October 27, 2021  By Peter Collins and Dilnaz Garda


Credit: PING198 / ADOBE STOCK

In the popular Emmy-winning television show, Ted Lasso, the main protagonist is an American College football coach, from a second-tier division, who is hired to coach an English Premier League that is facing relegation. Regarded by the owner and players as incompetent, he slowly wins over all his detractors with his folksy optimism. In an early season one episode, he gifts a book, individually chosen for each and every one of his players that will address their individual shortcomings and serve as an inspiration.

The healing power of the word, through literature, has been recognized since ancient times. Above the library entrance in the ancient Greek city of Thebes, was the inscription that the building was a ‘healing place for the soul’. The term Bibliotherapy first appeared in a 1916 article in Atlantic Magazine. According to a 2015 New Yorker magazine article written by short-story author, Ceridwen Dovey, after World War I, traumatized soldiers were often ‘prescribed’ a course of reading to help them heal. In Britain, books authored by Jane Austen were highly recommended for the same purpose, and librarians in the United States were trained as to what reading to recommend to the returning soldiers.

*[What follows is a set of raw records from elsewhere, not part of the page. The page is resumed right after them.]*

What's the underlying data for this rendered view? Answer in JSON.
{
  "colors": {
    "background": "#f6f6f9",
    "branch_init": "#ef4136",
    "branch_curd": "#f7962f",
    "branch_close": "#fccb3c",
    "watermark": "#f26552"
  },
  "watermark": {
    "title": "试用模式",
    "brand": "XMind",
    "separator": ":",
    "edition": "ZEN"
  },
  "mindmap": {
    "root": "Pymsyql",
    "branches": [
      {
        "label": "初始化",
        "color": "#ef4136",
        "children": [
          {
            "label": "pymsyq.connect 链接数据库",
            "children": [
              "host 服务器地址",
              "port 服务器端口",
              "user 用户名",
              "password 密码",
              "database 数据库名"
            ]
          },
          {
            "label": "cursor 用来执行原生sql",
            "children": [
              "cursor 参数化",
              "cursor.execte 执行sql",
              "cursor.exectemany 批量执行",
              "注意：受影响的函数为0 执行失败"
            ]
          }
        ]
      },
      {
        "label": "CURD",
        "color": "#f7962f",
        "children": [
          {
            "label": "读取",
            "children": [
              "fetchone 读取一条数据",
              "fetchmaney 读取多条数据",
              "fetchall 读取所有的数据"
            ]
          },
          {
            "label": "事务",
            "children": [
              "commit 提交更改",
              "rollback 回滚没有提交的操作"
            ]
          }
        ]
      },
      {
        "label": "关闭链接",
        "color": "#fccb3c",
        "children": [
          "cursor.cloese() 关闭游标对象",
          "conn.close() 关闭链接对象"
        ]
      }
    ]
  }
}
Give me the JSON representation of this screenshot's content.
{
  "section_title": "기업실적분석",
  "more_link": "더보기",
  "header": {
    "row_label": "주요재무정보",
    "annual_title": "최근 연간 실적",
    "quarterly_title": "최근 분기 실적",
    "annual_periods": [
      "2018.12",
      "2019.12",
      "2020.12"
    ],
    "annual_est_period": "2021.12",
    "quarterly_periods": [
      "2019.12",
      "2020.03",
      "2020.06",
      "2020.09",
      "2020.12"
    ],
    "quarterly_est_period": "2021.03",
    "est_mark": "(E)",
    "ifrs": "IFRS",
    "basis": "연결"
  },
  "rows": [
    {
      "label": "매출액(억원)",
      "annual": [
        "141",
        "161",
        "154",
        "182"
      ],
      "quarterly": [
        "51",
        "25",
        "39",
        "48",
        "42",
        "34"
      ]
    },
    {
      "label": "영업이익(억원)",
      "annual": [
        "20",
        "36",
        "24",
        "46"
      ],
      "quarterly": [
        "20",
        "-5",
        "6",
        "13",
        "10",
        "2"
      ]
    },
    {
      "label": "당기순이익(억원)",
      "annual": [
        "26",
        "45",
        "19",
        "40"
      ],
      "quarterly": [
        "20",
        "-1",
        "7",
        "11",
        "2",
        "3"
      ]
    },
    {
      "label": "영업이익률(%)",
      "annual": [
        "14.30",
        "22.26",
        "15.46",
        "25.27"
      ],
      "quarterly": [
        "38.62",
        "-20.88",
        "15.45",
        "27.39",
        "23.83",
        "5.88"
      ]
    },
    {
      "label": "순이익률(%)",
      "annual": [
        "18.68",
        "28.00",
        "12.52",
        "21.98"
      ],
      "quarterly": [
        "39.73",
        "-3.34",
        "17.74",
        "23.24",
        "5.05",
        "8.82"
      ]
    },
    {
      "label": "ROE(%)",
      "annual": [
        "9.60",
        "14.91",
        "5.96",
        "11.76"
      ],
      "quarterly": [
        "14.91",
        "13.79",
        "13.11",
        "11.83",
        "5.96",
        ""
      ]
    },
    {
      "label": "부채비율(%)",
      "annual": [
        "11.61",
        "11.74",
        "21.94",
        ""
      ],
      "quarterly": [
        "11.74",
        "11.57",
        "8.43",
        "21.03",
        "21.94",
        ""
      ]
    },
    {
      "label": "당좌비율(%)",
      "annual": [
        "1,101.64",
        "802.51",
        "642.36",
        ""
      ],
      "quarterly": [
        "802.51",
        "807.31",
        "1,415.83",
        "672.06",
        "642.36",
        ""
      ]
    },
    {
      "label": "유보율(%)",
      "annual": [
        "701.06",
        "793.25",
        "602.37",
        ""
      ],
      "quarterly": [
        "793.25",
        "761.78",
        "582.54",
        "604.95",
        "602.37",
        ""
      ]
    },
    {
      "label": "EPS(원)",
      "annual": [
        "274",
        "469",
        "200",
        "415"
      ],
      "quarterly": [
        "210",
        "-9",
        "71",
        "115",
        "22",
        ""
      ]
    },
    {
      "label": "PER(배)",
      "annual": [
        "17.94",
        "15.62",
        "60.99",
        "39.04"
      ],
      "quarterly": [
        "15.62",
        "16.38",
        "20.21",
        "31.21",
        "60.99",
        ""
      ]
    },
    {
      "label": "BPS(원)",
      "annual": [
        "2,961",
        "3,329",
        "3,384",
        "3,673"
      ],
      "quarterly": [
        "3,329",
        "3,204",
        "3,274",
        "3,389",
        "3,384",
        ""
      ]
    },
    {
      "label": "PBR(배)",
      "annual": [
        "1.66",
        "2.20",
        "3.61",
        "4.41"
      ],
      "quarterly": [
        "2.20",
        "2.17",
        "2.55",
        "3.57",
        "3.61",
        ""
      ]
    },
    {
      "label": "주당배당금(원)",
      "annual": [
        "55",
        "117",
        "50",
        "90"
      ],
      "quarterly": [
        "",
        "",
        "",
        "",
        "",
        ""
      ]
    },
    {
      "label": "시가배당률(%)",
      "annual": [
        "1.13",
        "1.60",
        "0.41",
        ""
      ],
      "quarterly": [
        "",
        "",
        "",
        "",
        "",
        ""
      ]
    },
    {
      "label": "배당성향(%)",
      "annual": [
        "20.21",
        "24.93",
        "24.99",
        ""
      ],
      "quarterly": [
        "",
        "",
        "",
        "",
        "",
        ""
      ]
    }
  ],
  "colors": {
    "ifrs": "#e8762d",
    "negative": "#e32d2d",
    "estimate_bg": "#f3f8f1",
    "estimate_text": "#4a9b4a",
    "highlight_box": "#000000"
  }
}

In 2013, Berthoud and Elderkin published a book entitled The Novel Cure: An A-Z of Literary Remedies, written in the style of a medical dictionary that matched ailments, ranging from abandonment to zestlessness, with 751 suggested ‘reading cures’. Berthoud and Elderkin believe that a novel is a collection of experiences transmitted from the mind of one to the mind of another. As well as offering a way to unwind and to learn about life as a distraction, entertainment and diversion literature can be much more powerful. A novel, or short story, read at the right time in one’s life can – quite literally – change it.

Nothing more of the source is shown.